Received more messages. AA correlated to SA since birth, GG not. I'm convinced this is something.
Next step: This rs seems to be related to the KAZN gene, a developmental gene. I've tried to research this gene however the literature is very scarce on what it actually does. Apparently its involved in desmosome assembly and cell adhesion etc (http://www.genecards...sp.pl?gene=KAZN). I can't find anything more about this gene than a single paragraph. Let alone what this rs does within the gene.
Disorders in related genes seem to be correlated with some cancers later in life, but no mention of any neurological issues such as SA. This isn't surprising since SA would be severely underreported and not a focus I'd imagine when looking at gene mutations by health researchers. Particularly in mice or human morbidity.
Our next step: What else can we find out about the KAZN gene other than this single paragraph? Could we make some extrapolations from this besides general non-mental health risks? Any patterns in this description that could lead to neurological issues? Our next, next step if ever, would be to identify the actual pathway of synthesis this rs is weak in, and try supplementing the compound after this pathway. But that's far in the future before we know more what this gene does.

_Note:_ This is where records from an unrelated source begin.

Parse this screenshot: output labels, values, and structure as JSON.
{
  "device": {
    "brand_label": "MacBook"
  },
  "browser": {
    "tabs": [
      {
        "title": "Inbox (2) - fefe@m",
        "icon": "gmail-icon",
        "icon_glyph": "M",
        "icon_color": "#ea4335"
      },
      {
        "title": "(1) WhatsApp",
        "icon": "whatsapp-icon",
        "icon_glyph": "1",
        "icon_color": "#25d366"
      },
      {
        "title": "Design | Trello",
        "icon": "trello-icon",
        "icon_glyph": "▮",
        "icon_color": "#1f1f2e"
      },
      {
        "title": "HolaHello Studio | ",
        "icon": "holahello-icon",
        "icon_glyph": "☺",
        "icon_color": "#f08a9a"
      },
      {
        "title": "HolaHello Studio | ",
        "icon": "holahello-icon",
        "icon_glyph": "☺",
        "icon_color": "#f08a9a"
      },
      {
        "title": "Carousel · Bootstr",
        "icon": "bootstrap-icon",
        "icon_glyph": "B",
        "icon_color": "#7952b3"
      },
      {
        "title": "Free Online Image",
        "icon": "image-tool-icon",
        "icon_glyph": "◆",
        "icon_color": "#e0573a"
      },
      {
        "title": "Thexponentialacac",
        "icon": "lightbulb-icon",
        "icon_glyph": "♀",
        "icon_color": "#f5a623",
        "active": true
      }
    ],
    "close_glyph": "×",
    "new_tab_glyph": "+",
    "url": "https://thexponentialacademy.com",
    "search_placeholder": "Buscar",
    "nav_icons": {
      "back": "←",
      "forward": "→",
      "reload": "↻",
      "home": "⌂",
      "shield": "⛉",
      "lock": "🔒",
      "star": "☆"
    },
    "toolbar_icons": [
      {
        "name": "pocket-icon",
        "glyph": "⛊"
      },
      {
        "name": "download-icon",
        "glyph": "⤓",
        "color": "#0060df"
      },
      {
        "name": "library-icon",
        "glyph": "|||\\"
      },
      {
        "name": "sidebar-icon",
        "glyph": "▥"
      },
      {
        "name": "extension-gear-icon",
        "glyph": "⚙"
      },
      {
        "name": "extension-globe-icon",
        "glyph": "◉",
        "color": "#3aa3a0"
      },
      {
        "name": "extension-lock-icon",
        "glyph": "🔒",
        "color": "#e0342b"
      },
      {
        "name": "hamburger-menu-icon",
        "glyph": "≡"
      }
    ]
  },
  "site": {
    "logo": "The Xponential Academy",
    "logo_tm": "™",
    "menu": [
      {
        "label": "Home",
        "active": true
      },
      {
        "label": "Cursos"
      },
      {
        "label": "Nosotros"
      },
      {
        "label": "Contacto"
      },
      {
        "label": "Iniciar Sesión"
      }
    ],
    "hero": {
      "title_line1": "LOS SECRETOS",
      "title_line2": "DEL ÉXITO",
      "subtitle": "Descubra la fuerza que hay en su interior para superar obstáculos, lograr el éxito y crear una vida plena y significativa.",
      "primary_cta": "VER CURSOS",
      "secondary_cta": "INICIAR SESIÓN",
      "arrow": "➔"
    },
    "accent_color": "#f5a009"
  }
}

Anyway I'll quote what we know so far about KAZN:
This gene encodes a protein that plays a role in desmosome assembly, cell adhesion, cytoskeletal organization, and epidermal differentiation. This protein co-localizes with desmoplakin and the cytolinker protein periplakin. In general, this protein localizes to the nucleus, desmosomes, cell membrane, and cortical actin-based structures. Some isoforms of this protein also associate with microtubules. Alternative splicing results in multiple transcript variants encoding distinct isoforms. Additional splice variants have been described but their biological validity has not been verified.